Loans may bear interest at either fixed or floating rates, sometimes at a borrower’s option as specified in the borrower’s loan documents. Loans that bear interest at a floating rate are tied to a market index to calculate the rate on a regular basis defined in the loan documents - daily, weekly, monthly, quarterly, etc. “LIBOR” is often used as the basis of determining the floating rate in these loans and in a range of other financial transactions, including futures. In 2012, as reported by The Economist, LIBOR formed the basis of the interest rate in almost half of all flexible rate mortgages in the United States and in financial transactions overall worth an estimated $300 trillion worldwide. The $300 Trillion Question, The Economist, Sep 29, 2012.
LIBOR stands for the London Interbank Offered Rate. It is designed to generate the wholesale rate at which major commercial banks in the London market would lend money to each other for a defined period of time.
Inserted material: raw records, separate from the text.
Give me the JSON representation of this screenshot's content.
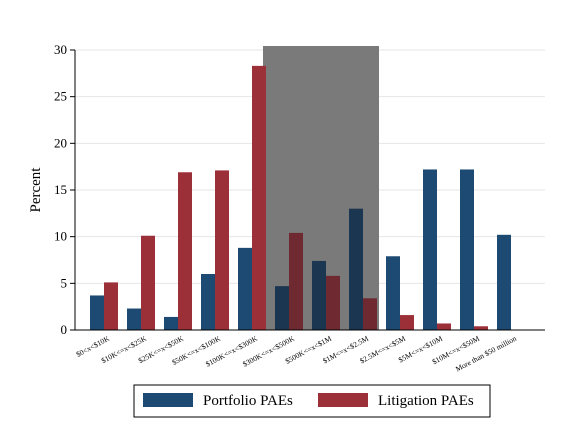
{
  "chart_data": {
    "type": "bar",
    "ylabel": "Percent",
    "xlabel": "",
    "ylim": [
      0,
      30
    ],
    "yticks": [
      0,
      5,
      10,
      15,
      20,
      25,
      30
    ],
    "grid": true,
    "legend_position": "bottom",
    "categories": [
      "$0<x<$10K",
      "$10K<=x<$25K",
      "$25K<=x<$50K",
      "$50K<=x<$100K",
      "$100K<=x<$300K",
      "$300K<=x<$500K",
      "$500K<=x<$1M",
      "$1M<=x<$2.5M",
      "$2.5M<=x<$5M",
      "$5M<=x<$10M",
      "$10M<=x<$50M",
      "More than $50 million"
    ],
    "series": [
      {
        "name": "Portfolio PAEs",
        "color": "#1c4a72",
        "values": [
          3.7,
          2.3,
          1.4,
          6.0,
          8.8,
          4.7,
          7.4,
          13.0,
          7.9,
          17.2,
          17.2,
          10.2
        ]
      },
      {
        "name": "Litigation PAEs",
        "color": "#9c3038",
        "values": [
          5.1,
          10.1,
          16.9,
          17.1,
          28.3,
          10.4,
          5.8,
          3.4,
          1.6,
          0.7,
          0.4,
          null
        ]
      }
    ],
    "shaded_region": {
      "from_category": 5,
      "to_category": 7,
      "color": "#7a7a7a"
    }
  }
}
Until recently, LIBOR was administered by the British Banker’s Association (“BBA”). However, as of February 1, 2014, upon conclusion of a tender process administered and initiated by the U.K.’s Financial Conduct Authority, administration of LIBOR has been transferred from the BBA to the ICE Benchmark Administration Limited (“ICE”).
The change in administrator should not, based on current information from ICE, lead to a change in the method by which LIBOR is calculated. See: https://www.theice.com/publicdocs/IBA_LIBOR_FAQ.pdf. As a result, and so long as this remains the case, the impact to lenders and borrowers from the change of administrator should be slight. However, existing loan agreements, credit agreements, indentures and other documents utilizing LIBOR as an index may often contain references to the BBA in the definition of LIBOR. Here is an example from a commercial finance loan agreement:
“LIBO Rate” means for any Interest Period with respect to a LIBO Rate Loan, the rate per annum equal to the British Bankers Association LIBOR Rate (“BBA LIBOR”), as published by Reuters (or other commercially available source providing quotations of BBA LIBOR as designated by the Agent from time to time) at approximately 11:00 a.m., London time, two Business Days prior to the commencement of such Interest Period, for Dollar deposits (for delivery on the first day of such Interest Period) with a term equivalent to such Interest Period.”
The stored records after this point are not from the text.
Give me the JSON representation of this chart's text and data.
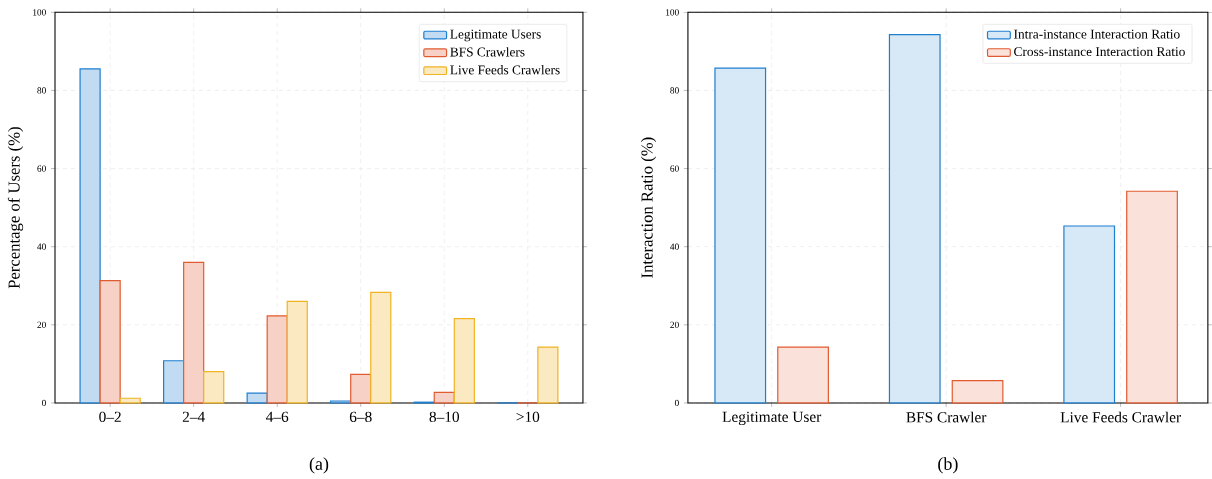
{
  "chart_data": [
    {
      "type": "bar",
      "categories": [
        "0–2",
        "2–4",
        "4–6",
        "6–8",
        "8–10",
        ">10"
      ],
      "ylabel": "Percentage of Users (%)",
      "ylim": [
        0,
        100
      ],
      "yticks": [
        0,
        20,
        40,
        60,
        80,
        100
      ],
      "grid": true,
      "legend": "top right",
      "annotations": [
        "(a)"
      ],
      "series": [
        {
          "name": "Legitimate Users",
          "color": "#1f7fcf",
          "values": [
            85.5,
            10.8,
            2.5,
            0.5,
            0.2,
            0
          ]
        },
        {
          "name": "BFS Crawlers",
          "color": "#e15b30",
          "values": [
            31.3,
            36.0,
            22.3,
            7.3,
            2.7,
            0
          ]
        },
        {
          "name": "Live Feeds Crawlers",
          "color": "#f0b323",
          "values": [
            1.2,
            8.0,
            26.0,
            28.3,
            21.6,
            14.3
          ]
        }
      ]
    },
    {
      "type": "bar",
      "categories": [
        "Legitimate User",
        "BFS Crawler",
        "Live Feeds Crawler"
      ],
      "ylabel": "Interaction Ratio (%)",
      "ylim": [
        0,
        100
      ],
      "yticks": [
        0,
        20,
        40,
        60,
        80,
        100
      ],
      "grid": true,
      "legend": "top right",
      "annotations": [
        "(b)"
      ],
      "series": [
        {
          "name": "Intra-instance Interaction Ratio",
          "color": "#1f7fcf",
          "values": [
            85.7,
            94.3,
            45.3
          ]
        },
        {
          "name": "Cross-instance Interaction Ratio",
          "color": "#e15b30",
          "values": [
            14.3,
            5.7,
            54.2
          ]
        }
      ]
    }
  ]
}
Documents utilizing definitions that tie LIBOR to the BBA accordingly may need to be amended. Some forms of credit agreement may contain language expressly allowing for LIBOR to be calculated by a successor to the BBA or may not refer to the BBA at all. In those cases, the change from BBA to the ICE may not require any change to the document.
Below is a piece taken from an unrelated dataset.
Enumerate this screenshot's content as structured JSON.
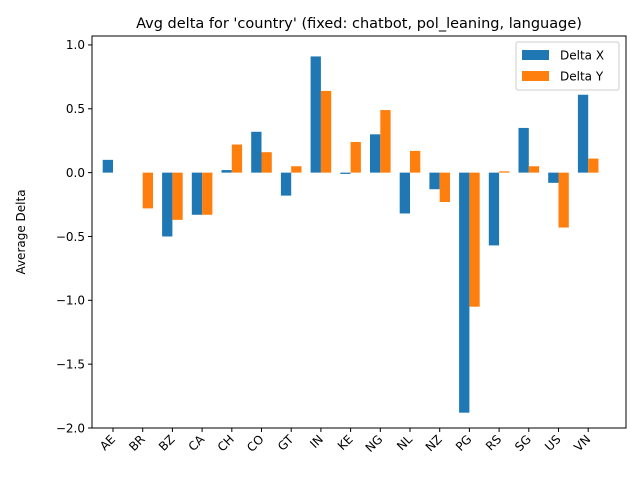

Lenders and borrowers are advised to review their loan documents to determine whether any technical amendments are needed now to reflect the change in the administration of LIBOR from the BBA to the ICE. Lenders and borrowers may also want to review their forms as a general matter to determine if additional changes should be made to their LIBOR provisions to allow for continuing succession in administrators, changes in methods of calculation, and an alternate means of determining an index rate if LIBOR becomes entirely unavailable.